Dr. Jens Andersen: Das ist eine wirklich entscheidende Frage. Gerade die deutsche Automobil- und auch Zulieferindustrie ist weltweit unternehmerisch präsent. Dadurch hat sie auch die Notwendigkeit, sich lokalen Spezifika anzupassen, was sie bislang auch bei etablierten Technologien erfolgreich getan hat. Die nationalen oder auch regionalen Zielsetzungen hinsichtlich Umweltschutz, nachhaltiger Energieversorgung sowie Industriepolitik unterscheiden sich erheblich voneinander. Beispiel: Während für Europa Elektromobilität als Ultima Ratio gesehen wird – eine Ansicht, die ich im Übrigen nicht teile –, sieht das in Japan oder Korea anders aus. Dort wird intensiv und mit staatlicher Unterstützung an der Wasserstoffmobilität gearbeitet und diese für den Massenmarkt vorbereitet – übrigens mittlerweile auch in China, das seine BEV-Subventionen bis 2020 abbaut. Ähnliches bezüglich Wasserstoffmobilität passiert auch in den USA mit der Firma Nikola, speziell für den Schwerlastverkehr. Einen Wachstumsmarkt der Zukunft stellt Indien dar. Dort wird wiederum das Thema CNG-Mobilität als die wirtschaftlichste Maßnahme zur CO2-Reduzierung im Verkehrssektor vorangetrieben, was absolut nachvollziehbar ist. Brasilien andererseits ist mit Ethanol aus eigener Herstellung komplett anders unterwegs. Auf diese unterschiedlichen Rahmenbedingungen müssen sich deutsche Unternehmen der Automobilindustrie einstellen und sowohl Strategien als auch Organisationen und Prozesse entsprechend anpassen – und das alles unter der Prämisse maximaler Synergienutzung zwischen den Märkten. Das ist anspruchsvoll, aber absolut machbar.

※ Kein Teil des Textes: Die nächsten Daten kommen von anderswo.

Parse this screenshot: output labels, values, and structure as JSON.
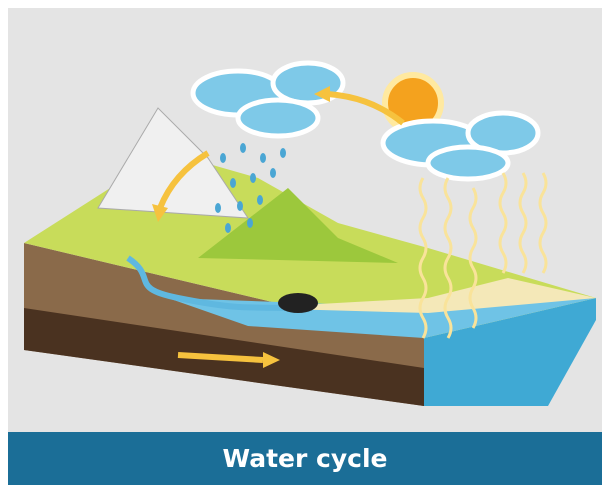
{
  "caption": "Water cycle"
}
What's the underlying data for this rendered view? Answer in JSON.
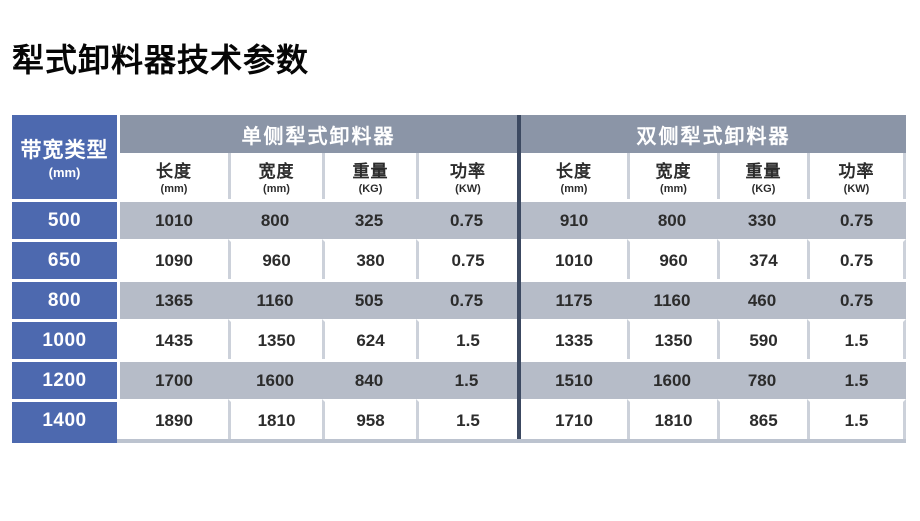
{
  "page": {
    "title": "犁式卸料器技术参数"
  },
  "colors": {
    "blue": "#4d69af",
    "header-gray": "#8b95a7",
    "row-gray": "#b6bcc8",
    "divider": "#3c4961",
    "cell-line": "#ccd1da",
    "edge": "#bcc3cf",
    "text-dark": "#2c2c2c"
  },
  "table": {
    "row_header": {
      "label": "带宽类型",
      "unit": "(mm)"
    },
    "sections": [
      {
        "title": "单侧犁式卸料器",
        "columns": [
          {
            "label": "长度",
            "unit": "(mm)"
          },
          {
            "label": "宽度",
            "unit": "(mm)"
          },
          {
            "label": "重量",
            "unit": "(KG)"
          },
          {
            "label": "功率",
            "unit": "(KW)"
          }
        ]
      },
      {
        "title": "双侧犁式卸料器",
        "columns": [
          {
            "label": "长度",
            "unit": "(mm)"
          },
          {
            "label": "宽度",
            "unit": "(mm)"
          },
          {
            "label": "重量",
            "unit": "(KG)"
          },
          {
            "label": "功率",
            "unit": "(KW)"
          }
        ]
      }
    ],
    "rows": [
      {
        "band": "500",
        "single": [
          "1010",
          "800",
          "325",
          "0.75"
        ],
        "double": [
          "910",
          "800",
          "330",
          "0.75"
        ]
      },
      {
        "band": "650",
        "single": [
          "1090",
          "960",
          "380",
          "0.75"
        ],
        "double": [
          "1010",
          "960",
          "374",
          "0.75"
        ]
      },
      {
        "band": "800",
        "single": [
          "1365",
          "1160",
          "505",
          "0.75"
        ],
        "double": [
          "1175",
          "1160",
          "460",
          "0.75"
        ]
      },
      {
        "band": "1000",
        "single": [
          "1435",
          "1350",
          "624",
          "1.5"
        ],
        "double": [
          "1335",
          "1350",
          "590",
          "1.5"
        ]
      },
      {
        "band": "1200",
        "single": [
          "1700",
          "1600",
          "840",
          "1.5"
        ],
        "double": [
          "1510",
          "1600",
          "780",
          "1.5"
        ]
      },
      {
        "band": "1400",
        "single": [
          "1890",
          "1810",
          "958",
          "1.5"
        ],
        "double": [
          "1710",
          "1810",
          "865",
          "1.5"
        ]
      }
    ]
  }
}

Sascha Hackstein: Seit einiger Zeit kann man beobachten, dass Zulieferer fusionieren, kooperieren oder Software-Firmen zukaufen. Inwiefern können etablierte Unternehmen durch Kooperationen mit Wettbewerbern oder Start-ups, oder auch durch Zukäufe gewinnen?
Dr. Jens Andersen: Bei Kooperationen oder Fusionen geht es entweder darum, maximale Skaleneffekte und darüber Wettbewerbsvorteile zu generieren, oder aber Märkte und Produktportfolien mit wenigen oder keinen Überlappungen zu kombinieren und darüber Marktzugänge zu ermöglichen. Vor allem bei Komponenten, die für den Kunden nicht sichtbar und für das Produkt nicht charakterbildend sind, lassen sich Skaleneffekte durch die gemeinsame Nutzung erzielen. Das können sowohl Hardware- als auch Softwarekomponenten sein. Die eigentliche Herausforderung besteht darin, einmal anvisierte Synergiepotentiale im Zuge einer Fusion oder Kooperation auch tatsächlich zu heben. Was in der Due Diligence noch einfach zu heben schien, kann in der praktischen Umsetzung Probleme bereiten, die es zu lösen gilt.
Der Zukauf kleinerer Firmen hat im Zuge der Digitalisierung viel an Dynamik gewonnen. Anscheinend kaufen die großen Zulieferer aktuell zum Beispiel gezielt im Softwarebereich hinzu. Die gesamte Car2Car-Communication und Vernetzung mit der externen Infrastruktur und alles darum herum erfordert viel Software-Know-How, das die etablierten Firmen zumeist nicht besitzen. Mit Hilfe von globalen Scouting-Aktivitäten werden interessante Start-ups oder bereits etablierte, kleinere Unternehmen von großen Konzernen mit Nachholbedarf zumeist bei Themen der Digitalisierung gefunden und aufgekauft. Auch bei solchen Scouting-Aktivitäten und deren Analyse nehmen kleinere Unternehmen externe Unterstützung in Anspruch, um schnell und effektiv Lösungen zu finden.